Minimizing Radiation Exposure

Doctors take special care during x-ray exams to use the lowest radiation dose possible while producing the best images for evaluation. National and international radiology protection organizations continually review and update the technique standards radiology professionals use.

Modern x-ray systems minimize stray (scatter) radiation by using controlled x-ray beams and dose control methods. This ensures that the areas of your body not being imaged receive minimal radiation exposure.

Technologists follow the ALARA principle at all times. ALARA stands for “as low as reasonably achievable”. ALARA means avoiding exposure to radiation that does not have a direct benefit to you, even if the dose is small.


How Long does it take to get results?

You will usually get the results within a few days to a week. A radiologist reads your mammogram and then reports the results to you and your doctor. If there is a concern, you will hear from the facility earlier. Contact your health care provider or the mammography facility if you do not receive a report of your results after 1 week.

Understanding your results and follow-up

Normal Results
If your results come back as normal, you will continue to get mammograms according to recommended time intervals. Mammograms work best when they can be compared with previous ones. This allows the radiologist to compare them to look for changes in your breasts.
Abnormal Results
An abnormal mammogram does not always mean that there is cancer. But you will need to have additional mammograms, tests, or exams before the doctor can tell for sure. You may also be referred to a breast specialist or a surgeon. It does not necessarily mean you have cancer or need surgery. These doctors are experts in diagnosing breast problems. Doctors will do follow-up tests to diagnose breast cancer or to find that there is no cancer.

Limitations of Mammography

Mammography remains the best screening tool for breast cancer available today, but mammograms do not detect all breast cancers. This is called a false negative result. On the other hand, when a mammogram looks abnormal and no cancer is present, this is called a false-positive result.

Screening mammographic images themselves are often not enough to determine the existence of a benign or malignant disease with certainty.
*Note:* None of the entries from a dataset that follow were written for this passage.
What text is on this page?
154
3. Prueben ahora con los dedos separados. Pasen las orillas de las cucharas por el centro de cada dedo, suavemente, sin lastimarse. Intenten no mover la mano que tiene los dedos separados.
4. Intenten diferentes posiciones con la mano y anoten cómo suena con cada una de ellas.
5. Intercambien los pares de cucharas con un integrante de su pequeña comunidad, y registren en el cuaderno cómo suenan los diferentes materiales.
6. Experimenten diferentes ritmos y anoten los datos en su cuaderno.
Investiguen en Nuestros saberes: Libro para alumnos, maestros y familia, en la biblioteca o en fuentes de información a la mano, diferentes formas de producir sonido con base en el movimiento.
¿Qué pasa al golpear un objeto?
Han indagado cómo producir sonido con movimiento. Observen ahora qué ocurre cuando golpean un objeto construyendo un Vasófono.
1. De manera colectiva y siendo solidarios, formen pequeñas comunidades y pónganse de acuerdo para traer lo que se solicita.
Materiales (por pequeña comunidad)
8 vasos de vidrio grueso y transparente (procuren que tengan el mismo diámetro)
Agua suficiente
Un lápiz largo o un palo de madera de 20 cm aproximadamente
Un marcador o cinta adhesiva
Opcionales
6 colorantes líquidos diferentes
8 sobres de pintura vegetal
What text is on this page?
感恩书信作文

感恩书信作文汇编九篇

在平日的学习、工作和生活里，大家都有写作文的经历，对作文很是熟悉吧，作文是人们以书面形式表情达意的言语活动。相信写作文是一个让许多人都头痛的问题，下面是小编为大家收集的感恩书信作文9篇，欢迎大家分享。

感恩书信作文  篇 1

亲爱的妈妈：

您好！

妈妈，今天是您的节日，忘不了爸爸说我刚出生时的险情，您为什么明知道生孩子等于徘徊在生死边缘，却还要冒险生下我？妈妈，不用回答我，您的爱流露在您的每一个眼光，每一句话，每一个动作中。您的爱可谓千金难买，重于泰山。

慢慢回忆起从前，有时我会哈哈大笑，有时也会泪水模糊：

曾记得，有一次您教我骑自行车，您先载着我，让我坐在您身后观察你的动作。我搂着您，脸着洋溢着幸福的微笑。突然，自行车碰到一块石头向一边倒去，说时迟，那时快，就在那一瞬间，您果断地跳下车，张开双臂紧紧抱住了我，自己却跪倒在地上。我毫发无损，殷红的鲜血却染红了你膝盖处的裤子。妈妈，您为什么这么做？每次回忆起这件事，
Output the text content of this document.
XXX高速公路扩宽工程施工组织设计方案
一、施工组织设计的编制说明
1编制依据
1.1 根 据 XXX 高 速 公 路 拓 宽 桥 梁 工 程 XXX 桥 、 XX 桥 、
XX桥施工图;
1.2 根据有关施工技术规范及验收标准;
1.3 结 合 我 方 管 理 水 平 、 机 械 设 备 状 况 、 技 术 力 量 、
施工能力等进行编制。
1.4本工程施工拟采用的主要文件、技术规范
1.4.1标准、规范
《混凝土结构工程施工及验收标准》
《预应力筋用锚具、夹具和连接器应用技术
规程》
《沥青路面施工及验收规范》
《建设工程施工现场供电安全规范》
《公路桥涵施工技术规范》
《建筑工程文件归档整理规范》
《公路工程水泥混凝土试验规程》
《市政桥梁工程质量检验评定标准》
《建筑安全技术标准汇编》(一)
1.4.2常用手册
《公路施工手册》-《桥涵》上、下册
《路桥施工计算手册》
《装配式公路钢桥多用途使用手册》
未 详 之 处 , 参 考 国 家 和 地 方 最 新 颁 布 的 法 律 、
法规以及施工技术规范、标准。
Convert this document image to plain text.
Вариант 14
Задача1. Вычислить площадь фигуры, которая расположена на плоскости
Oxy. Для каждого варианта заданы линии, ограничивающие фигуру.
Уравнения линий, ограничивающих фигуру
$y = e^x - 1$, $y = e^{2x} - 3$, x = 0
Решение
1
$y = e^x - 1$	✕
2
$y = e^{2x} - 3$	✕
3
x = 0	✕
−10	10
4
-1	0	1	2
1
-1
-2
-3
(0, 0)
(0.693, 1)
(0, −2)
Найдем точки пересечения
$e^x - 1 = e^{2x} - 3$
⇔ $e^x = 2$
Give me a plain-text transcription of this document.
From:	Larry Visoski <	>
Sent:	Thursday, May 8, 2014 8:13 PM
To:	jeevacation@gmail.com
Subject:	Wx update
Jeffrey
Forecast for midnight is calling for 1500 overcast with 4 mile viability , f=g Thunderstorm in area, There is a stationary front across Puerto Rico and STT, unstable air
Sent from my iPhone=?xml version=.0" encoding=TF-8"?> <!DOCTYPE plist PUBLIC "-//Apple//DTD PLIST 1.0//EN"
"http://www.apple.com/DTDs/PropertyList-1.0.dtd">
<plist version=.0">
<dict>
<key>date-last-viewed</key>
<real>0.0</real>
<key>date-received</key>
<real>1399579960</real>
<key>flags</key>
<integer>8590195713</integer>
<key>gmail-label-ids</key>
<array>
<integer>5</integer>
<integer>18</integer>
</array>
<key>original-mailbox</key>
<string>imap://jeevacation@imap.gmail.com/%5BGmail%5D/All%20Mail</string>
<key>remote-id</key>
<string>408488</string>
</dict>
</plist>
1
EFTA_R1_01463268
If there are abnormalities, your radiologist may recommend further diagnostic studies.

It is very important to understand that not all breast cancers can be seen on mammography. Interpretations of mammograms can be difficult because a normal breast looks different for each woman. Also, the appearance of an image may be compromised if there is powder or salve on the breasts or if you have undergone breast surgery. Because some breast cancers are hard to visualize, a radiologist may want to compare the image to views from previous examinations.

Increased breast density has attracted attention from a number of state legislatures and more recently the federal government for multiple reasons, including:


  • Increased breast density makes it difficult to see a cancer on mammography.
  • Increased breast density may increase the risk of getting breast cancer.

The radiologist reading your mammogram determines your breast density and reports it to your doctor.

Breast implants can also impede accurate mammogram readings because both silicone and saline implants are not transparent on x-rays and can block a clear view of the tissues around them, especially if the implant has been placed in front of, rather than beneath, the chest muscles. Experienced technologists and radiologists know how to carefully compress the breasts to improve the view without rupturing the implant.

Research is being done on a variety of breast imaging techniques that can contribute to the early detection of breast cancer and improve the accuracy in distinguishing non-cancerous breast conditions from breast cancers.